When the language of ‘amour’ did not seem to love me

I started learning French in upper secondary, at the age of 16. I was so happy to finally be able to start an additional language at school (I tried to pick German in high school but there were not enough people interested to form a class).

The picture I had of France back then consisted pretty much of the Eiffel tower, baguette, the French revolution and the three musketeers.

I had also heard, that many French people  don’t like to speak English. A friend of mine had already studied a bit of French and she’s told me that French people don’t want to understand bad French either (I think her expertise was based on an experience where she’d been in Paris and tried to ask in French where the loo was, and got spoken to like she was dim-witted). So when learning French, you’d better learn it well. I didn’t worry about this too much – I did well in the exams and got nice grades. Clearly I was learning well enough?!
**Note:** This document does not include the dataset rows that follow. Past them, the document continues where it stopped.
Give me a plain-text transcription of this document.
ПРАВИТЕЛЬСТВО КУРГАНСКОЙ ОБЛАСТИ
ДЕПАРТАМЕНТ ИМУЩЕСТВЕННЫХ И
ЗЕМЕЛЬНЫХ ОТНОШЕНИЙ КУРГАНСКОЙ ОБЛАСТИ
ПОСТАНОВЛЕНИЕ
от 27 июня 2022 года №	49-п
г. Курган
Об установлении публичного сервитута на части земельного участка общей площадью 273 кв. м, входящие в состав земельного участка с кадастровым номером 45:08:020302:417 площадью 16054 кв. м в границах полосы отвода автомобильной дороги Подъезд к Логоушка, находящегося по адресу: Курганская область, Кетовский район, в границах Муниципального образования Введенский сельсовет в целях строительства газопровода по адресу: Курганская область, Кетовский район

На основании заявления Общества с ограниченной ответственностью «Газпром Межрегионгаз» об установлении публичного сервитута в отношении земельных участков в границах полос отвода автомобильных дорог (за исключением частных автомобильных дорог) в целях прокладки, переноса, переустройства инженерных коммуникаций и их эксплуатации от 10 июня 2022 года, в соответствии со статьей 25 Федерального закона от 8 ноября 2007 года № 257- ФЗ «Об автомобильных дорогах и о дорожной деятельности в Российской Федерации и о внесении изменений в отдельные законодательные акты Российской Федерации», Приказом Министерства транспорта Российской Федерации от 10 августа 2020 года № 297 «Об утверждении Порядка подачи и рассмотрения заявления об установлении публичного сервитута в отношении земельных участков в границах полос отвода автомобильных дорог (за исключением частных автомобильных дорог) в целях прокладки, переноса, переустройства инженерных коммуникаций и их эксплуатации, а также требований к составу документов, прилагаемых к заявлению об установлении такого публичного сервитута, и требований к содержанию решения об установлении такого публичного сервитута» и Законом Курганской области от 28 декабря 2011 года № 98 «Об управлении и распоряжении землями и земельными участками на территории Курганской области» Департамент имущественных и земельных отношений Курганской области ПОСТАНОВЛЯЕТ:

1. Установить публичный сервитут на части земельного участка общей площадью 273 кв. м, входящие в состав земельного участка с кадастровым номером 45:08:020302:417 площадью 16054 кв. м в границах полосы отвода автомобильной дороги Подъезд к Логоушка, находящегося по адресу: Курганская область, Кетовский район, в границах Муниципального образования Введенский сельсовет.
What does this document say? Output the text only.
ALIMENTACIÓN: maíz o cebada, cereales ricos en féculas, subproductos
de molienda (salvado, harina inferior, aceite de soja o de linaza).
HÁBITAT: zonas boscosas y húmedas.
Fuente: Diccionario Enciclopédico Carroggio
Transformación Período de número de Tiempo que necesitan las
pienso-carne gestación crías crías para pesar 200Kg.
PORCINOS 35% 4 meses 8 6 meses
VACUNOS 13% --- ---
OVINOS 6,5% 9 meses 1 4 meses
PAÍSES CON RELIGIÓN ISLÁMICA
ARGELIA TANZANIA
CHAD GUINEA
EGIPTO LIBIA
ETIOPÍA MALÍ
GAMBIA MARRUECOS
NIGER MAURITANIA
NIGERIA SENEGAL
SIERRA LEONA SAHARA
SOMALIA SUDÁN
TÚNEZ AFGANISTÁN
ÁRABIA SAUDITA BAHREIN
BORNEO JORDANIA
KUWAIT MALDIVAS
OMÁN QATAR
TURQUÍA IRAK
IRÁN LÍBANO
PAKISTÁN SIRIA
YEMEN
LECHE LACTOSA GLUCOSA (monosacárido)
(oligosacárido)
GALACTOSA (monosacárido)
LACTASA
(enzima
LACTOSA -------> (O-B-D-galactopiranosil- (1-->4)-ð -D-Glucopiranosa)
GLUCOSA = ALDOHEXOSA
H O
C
The first time I had to test my skills was in 2010, the summer after graduation from upper secondary, when I went backpacking around Europe with a friend. We stayed in Paris for several days and also visited Brussels, and I’m sure we tried to speak a bit of French every now and then. Oddly enough, I don’t remember too many situations… Maybe my brain tries to save me from remembering the painful moments of realizing that three years of work have been fruitless, when it came to real life situations.

I think there was a moment when I tried to buy stamps and the lady in the post office switched to English when I didn’t know the word for stamp. And maybe a guy on a night train who spoke French and whom I was unable to understand unless he almost spelled each word for me.

Oh, well.

I decided that French is difficult; maybe the language of amour just didn’t love anyone non-French that much. I wrote “good written and oral skills” on my CV anyway, and didn’t think about it much for a couple of years.

Three years later I was hiking in Belgium with my boyfriend. We were doing this scouting challenge called Explorer Belt, where the idea is to hike 200 km through a foreign country with no phone or GPS, and not much money, and you rely on the help of local people and try to learn as much as you can about the culture.

I noticed that if I started by asking a French-speaking person if they spoke English, the answer was no, and I didn’t get much help. But if I started with French, people would try to help. They would also soon switch to English, realizing, I guess, that they could better help me that way, my French being what it was. Anyway, at least trying seemed to make people friendlier and more helpful.

That time, I had a lot of lovely experiences trying to speak French. There was an old lady, who let us have a glass of water and sit in her garden for a while. A guy who owned a bakery told us about his work and showed us how he makes buns. An old couple let us stay in their home and explained us about Belgian cuisine.

OLYMPUS DIGITAL CAMERA
Having a cookie at the Belgian bakery

Magical moments, when you see a glimpse of someone else’s life. I wasn’t able to speak much, but I managed to explain the purpose of our trip and ask for the way, for a place to stay and for some stories, and I understood mostly what people said, and that already felt like a lot. I thought, ‘ok, I’m far from fluent, hardly even conversational, but I can get along if I need to’.

But the frost keeps building (as Alex Rawlings writes) and a year ago I was totally unable to keep up a conversation with a Brazilian guy at my summer job, who’d studied in France and spoke French fluently.

Last spring, I did an exchange semester in Sweden, and met so many great people from all around the world. The time there woke up my language passion again, stronger than ever before. I felt the urge to start studying German, Chinese, Dutch and Czech right away. Maybe someday I will, but there’s something to do before that. I feel like I’ve done learning French completely wrong for all this time. It somehow feels like a friendship gone bad that I’d like to fix things with. Maybe French would love me after all. (Hence the Carla Bruni song.)

That’s why I’ve been trying to focus on French for now!